Через здешние места пролегал путь, по которому при Сталине отправляли людей в Казахстан, в Среднюю Азию. Слабые в пути заболевали. Им предстояло плавание через Каспий на переполненных удушающих зловонием баржах. Многие умирали, и охране в дороге приходилось возиться с трупами. Вот и решили самых сомнительных оставлять. На равнине, запытанной солнцем и зимними леденящими ветрами, возле заброшенной землебитной фактории, были выкопаны землянки.

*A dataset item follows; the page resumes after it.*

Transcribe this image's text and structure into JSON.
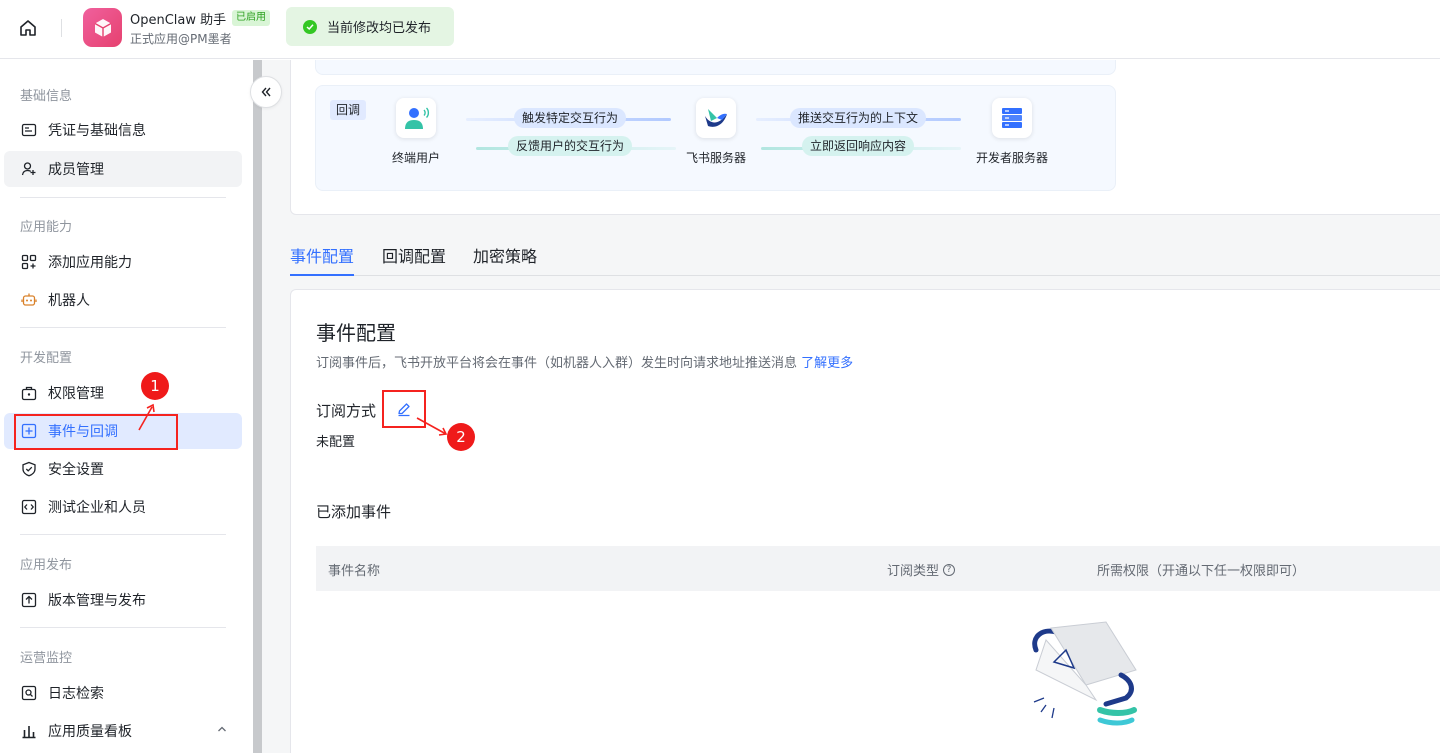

Это место стали называть Дохлым Приколом, а обитателей — дохляками. Старики, инвалиды, люди, съедаемые тяжёлыми заболеваниями, не просто доживали тут последние дни под надзором солдат с овчарками, а тянули посильное: из камыша, какого имелось поблизости сколько угодно, плели циновки, корзины, стулья, столики. Сюда разрешили приезжать трудоспособным родственникам, и кое-кто приезжал. Их трудами подвигалось неодолимое для доходяг, барак добавлялся к бараку…
В послесталинскую амнистию убрали караульные вышки и объявили Дохлый Прикол рабочим посёлком. Областная газета стала печатать статьи о том, какие замечательные, самоотверженные работники трудились и умирали тут. Посёлку дали имя — Образцово-Пролетарск. Но люди, жившие по соседству, называли его по-старому, обитателей дразнили «хиляками», «недоносками», «дохляцким отродьем», «чахоточными». Взвихривались драки.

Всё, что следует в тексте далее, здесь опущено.